Edit: This doesn’t hold if the forcing function is only data dependent. In that case, I do not need to pass the initial states of the forcing function in theta. I would have K = 5 (PD) parameters. For the mix solver, the number of ODEs would be 5 * (5 + 5 + 1) = 55, and for the full integrator 8 * (8 + 5 + 1) = 112, i.e. a much greater gain in performance.

Also, I realize I shouldn’t compare (1 - 5/8 = 37.5%) to ~44%, because as pointed by Daniel, this is an indirect metric. I’ll finish the test measuring the CPU time of the solvers. I don’t expect a perfect match – I think more than the number of coupled ODEs comes into play.

Hi!

These performance O metrics are always black magic; at least to me who has not studied informatics to properly calculate them. However, the order of speed gain should scale with the total ODE system size. But as you noted it is no exact science here which can have many causes in this particular case. For example, when you go to the mixed case, the AD gets more costly as it is more deep and needs to work through more terms.

The trick to use Gaussians as dosing events is quite cool in my view and from what I have seen it works like a charm. All you need to do is to force the ODE integrator to “see” the dose-peak by forcing the integrator to output a value at that point. The gain from the reduced sensitivity system should be substantial, but we will pay with a bit more stress on the ODE integrator and additional terms in the AD stack due to the extra time-points where we need to stop.

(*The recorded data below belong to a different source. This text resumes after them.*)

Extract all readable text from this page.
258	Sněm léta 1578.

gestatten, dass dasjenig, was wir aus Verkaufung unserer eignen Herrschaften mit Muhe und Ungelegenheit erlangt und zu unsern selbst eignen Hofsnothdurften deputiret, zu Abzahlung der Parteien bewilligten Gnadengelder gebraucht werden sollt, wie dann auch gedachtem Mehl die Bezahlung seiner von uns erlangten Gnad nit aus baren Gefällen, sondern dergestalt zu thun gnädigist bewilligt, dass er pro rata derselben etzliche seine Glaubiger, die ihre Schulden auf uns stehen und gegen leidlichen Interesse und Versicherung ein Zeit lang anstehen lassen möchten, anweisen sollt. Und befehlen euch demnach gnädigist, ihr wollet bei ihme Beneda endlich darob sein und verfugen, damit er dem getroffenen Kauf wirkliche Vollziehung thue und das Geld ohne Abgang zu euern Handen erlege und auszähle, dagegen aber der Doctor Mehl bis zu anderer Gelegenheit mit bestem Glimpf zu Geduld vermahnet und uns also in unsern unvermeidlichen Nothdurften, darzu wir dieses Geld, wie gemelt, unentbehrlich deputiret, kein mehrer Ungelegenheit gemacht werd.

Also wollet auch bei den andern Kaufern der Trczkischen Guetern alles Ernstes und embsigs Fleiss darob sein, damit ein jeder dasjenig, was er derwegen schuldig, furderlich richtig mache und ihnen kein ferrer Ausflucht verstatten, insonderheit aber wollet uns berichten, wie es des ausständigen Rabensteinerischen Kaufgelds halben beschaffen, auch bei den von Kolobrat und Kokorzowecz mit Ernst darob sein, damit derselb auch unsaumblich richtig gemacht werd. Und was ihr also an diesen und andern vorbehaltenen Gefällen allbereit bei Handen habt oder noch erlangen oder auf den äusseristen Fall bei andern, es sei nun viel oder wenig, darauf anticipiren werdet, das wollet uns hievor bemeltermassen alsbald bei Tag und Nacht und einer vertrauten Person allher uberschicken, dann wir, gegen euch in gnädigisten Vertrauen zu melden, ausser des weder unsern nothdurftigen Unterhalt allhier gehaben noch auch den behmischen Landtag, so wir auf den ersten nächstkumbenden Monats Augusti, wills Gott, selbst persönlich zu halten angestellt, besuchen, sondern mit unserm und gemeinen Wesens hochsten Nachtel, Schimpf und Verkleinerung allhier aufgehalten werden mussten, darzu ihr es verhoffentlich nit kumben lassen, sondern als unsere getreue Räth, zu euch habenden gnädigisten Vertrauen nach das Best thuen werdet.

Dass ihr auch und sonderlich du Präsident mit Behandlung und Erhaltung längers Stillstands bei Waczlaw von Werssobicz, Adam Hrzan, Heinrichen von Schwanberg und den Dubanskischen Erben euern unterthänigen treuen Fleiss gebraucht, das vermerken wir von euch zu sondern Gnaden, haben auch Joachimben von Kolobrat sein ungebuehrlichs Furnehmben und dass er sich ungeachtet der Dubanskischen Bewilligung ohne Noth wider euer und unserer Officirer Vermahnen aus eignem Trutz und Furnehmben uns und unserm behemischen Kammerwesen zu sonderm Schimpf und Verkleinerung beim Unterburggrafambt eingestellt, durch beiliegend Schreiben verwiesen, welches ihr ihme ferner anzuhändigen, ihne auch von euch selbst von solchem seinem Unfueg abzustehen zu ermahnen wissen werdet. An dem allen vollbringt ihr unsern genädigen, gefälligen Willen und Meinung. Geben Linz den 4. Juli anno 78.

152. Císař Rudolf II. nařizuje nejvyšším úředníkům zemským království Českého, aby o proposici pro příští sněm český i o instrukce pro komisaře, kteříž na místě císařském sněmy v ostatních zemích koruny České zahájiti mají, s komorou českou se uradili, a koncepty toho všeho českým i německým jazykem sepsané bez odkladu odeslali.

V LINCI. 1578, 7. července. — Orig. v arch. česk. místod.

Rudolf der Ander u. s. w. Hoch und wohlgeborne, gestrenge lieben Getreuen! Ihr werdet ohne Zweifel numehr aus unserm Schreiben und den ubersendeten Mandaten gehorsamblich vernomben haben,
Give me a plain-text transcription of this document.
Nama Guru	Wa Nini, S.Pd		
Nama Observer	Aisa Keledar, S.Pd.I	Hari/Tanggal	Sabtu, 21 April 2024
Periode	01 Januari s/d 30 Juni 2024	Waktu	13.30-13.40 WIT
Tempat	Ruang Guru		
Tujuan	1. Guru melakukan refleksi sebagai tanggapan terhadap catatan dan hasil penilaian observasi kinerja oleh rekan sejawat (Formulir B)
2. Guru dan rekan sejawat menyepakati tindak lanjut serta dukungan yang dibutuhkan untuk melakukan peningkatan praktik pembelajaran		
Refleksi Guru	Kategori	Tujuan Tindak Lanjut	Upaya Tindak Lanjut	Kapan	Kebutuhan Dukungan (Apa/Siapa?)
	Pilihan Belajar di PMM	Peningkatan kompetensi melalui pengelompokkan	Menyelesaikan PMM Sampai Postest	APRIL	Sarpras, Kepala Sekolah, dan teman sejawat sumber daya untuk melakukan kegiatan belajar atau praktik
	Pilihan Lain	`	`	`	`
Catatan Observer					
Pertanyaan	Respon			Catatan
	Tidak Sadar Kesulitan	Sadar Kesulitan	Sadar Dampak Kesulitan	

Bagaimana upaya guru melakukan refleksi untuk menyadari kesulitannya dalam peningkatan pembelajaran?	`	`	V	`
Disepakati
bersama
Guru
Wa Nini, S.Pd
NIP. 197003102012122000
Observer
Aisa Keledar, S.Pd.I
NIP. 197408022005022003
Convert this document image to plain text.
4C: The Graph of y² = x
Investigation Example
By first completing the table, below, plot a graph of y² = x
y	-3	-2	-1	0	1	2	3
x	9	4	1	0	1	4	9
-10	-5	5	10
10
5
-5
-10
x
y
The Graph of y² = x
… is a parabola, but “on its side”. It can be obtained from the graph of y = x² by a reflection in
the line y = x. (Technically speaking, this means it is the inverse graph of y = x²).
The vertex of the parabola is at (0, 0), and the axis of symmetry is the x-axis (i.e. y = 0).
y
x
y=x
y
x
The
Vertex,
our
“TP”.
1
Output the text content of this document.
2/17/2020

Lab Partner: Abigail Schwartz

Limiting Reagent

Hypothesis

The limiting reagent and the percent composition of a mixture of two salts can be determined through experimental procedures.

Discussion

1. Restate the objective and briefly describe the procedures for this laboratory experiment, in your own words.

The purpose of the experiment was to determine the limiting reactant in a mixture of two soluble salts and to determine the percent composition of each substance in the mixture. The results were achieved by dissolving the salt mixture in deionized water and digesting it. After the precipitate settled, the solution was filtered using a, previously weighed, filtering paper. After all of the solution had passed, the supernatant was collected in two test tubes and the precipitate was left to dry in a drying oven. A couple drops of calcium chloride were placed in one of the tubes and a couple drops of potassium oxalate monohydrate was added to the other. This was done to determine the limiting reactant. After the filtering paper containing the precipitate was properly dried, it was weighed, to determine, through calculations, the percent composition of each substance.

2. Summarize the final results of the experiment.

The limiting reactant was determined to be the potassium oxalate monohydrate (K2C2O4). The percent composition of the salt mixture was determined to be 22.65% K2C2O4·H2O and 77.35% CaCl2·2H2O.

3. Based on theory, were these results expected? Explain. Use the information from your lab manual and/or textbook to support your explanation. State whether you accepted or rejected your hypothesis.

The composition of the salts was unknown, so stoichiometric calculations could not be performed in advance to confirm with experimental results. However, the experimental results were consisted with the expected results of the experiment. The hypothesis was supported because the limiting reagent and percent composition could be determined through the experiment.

For a serious multiple dosing situation I would probably code things differently. Often we have an early full PK profile over 12h, then only a handful of Ctrough values (PK concentration just before a dosing event such that this is steady-state) and then maybe one more full profile. In such a situation as of now I would suggest to use such a Gaussian peak before the individual PK profiles and in between I would just put a continuous infusion which mimics the rate of dosing.

Cheers,
Sebastian

Cormen, Leisersohn and Rivest’s algorithms book is fantastic if you want to get the basic idea and core data structures.

The big-O notation ignores additive and multiplicative constants, so it’s not usually what we care about for practical algorithms. We actually care about both of those, especially if they’re big.

No kidding. I finished writing the “CPU” tests and the results are in direct disagreement with with the “full model” tests. The num solver performs faster than the mix solver. And by an order of magnitude in the vv case (inits and parms are stan::math::var)!

I tried this for the FK model and a simpler two ODE system, and got the same result. I’m, admittedly, very surprised. Maybe I did not construct the CPU tests properly? See files:
https://github.com/charlesm93/math/blob/issue-31-mixed_solver/test/unit/math/torsten/mixSolver/mixSolver_test.cpp
https://github.com/charlesm93/math/blob/issue-31-mixed_solver/test/unit/math/torsten/mixSolver/mixSolver_simple_test.cpp

The files output a csv file which can be analyzed with the attached R script.mixSolver.R (1.7 KB)

Cormen, Leisersohn and Rivest’s algorithms book is fantastic if you want to get the basic idea and core data structures.

Sounds like a much needed read. I’ll get my hands on it!